Philips Hue had better look out: Ring is launching its own smart light bulbs. At CES 2020, Ring unveiled an A19 and PAR38 smart bulb, designed to integrate into Ring's ecosystem of security cameras, video doorbells and home security systems.
Similar to Philips Hue's bulbs, the Ring smart lights require a bridge ($49, sold separately) to connect to your home network, and by extension, let you control the lights remotely and sync them up with other products, or smart assistants such as Alexa.
It's pretty easy to create lighting scenes with other smart bulbs — for example, having the lights turn on when you say, "Alexa, good morning. But with Ring launching its own lights, it means that someone who already has a Ring video doorbell won't have to download another app if they want to add smart lights to their home.

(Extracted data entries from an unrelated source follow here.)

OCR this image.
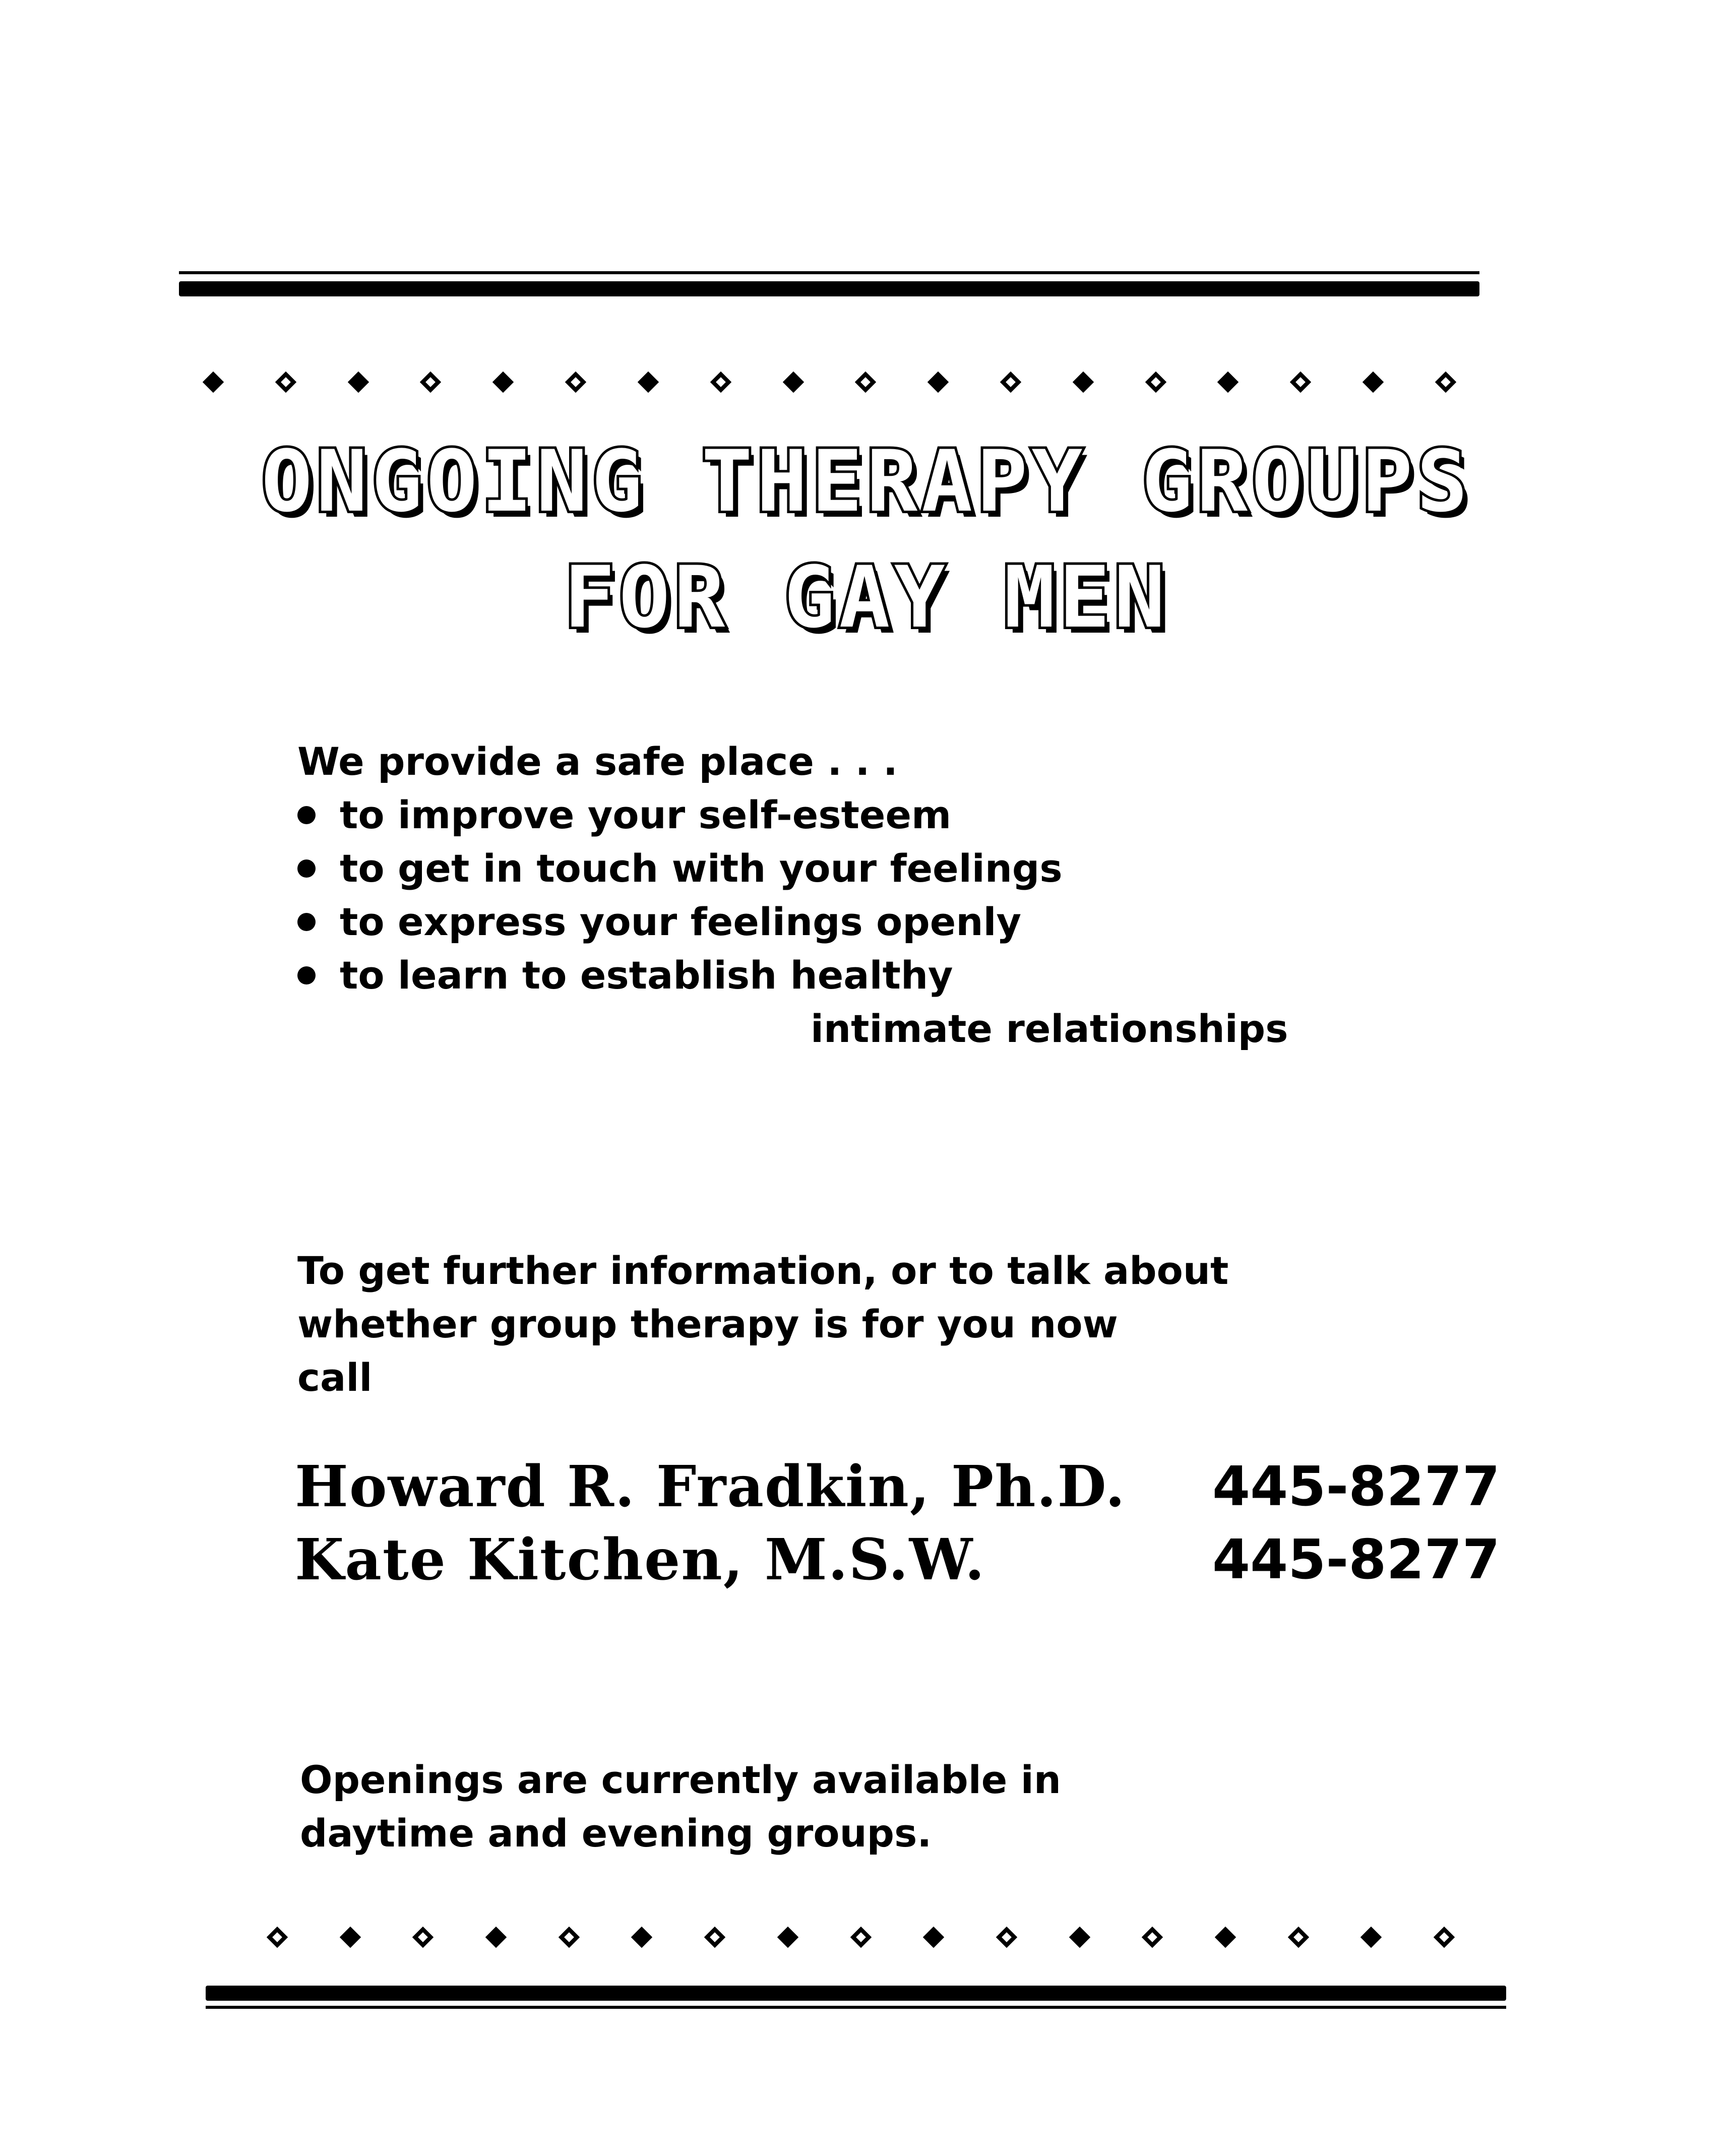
ONGOING THERAPY GROUPS
FOR GAY MEN
We provide a safe place . . .
to improve your self-esteem
to get in touch with your feelings
to express your feelings openly
to learn to establish healthy
intimate relationships
To get further information, or to talk about
whether group therapy is for you now
call
Howard R. Fradkin, Ph.D. 445-8277
Kate Kitchen, M.S.W.	445-8277
Openings are currently available in
daytime and evening groups.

Still, at the moment, Ring's offerings are pretty basic. Its lights can beam only one color, and can only be dimmed and brightened. Philips Hue has a huge range of bulbs, light strips and other fixtures that can not only change color, but can change color temperature, too. And, Philips Hue's app has some pretty sophisticated lighting scenes built right in.
Additionally, Ring is launching solar-powered versions of some of its existing outdoor light fixtures, which means you won't have to recharge their batteries as often—or at all, depending on how often they're used.
- Ring Solar Floodlight: A motion-activated floodlight with a 1,300-lumen rating and a 45-foot motion detection range. This is similar to the battery-powered floodlight ($69), only this device comes with a solar panel.
- Ring Solar Steplight: A motion-activated light designed for stairs, decks and porches for brightened security where you need it most. It looks to be larger than the battery-powered steplight, owing to its built-in solar panel.
- Ring Solar Pathlight: Also similar in design to the battery-powered Pathlight, this model has a solar panel on the top, enabling it to operate for much longer without manual recharging.
Like the smart bulbs, these lights need to be linked to a Ring Bridge ($49.99, sold separately) to be controlled remotely or via Alexa, but owners can also change the brightness of the lights, create schedules for lights to turn on and off, and set them to turn on when motion is detected.
Pricing has yet to be announced for any of the products, but all of the gadgets should be available later this year.
While the solar lights are logical extensions of the company's current offerings, the new smart light bulbs is a clear shot at Philips Hue and its ilk. If Ring's bulbs are priced competitively, they could make it easier for a customer to remain in a single ecosystem of products, and not have to worry about juggling multiple apps.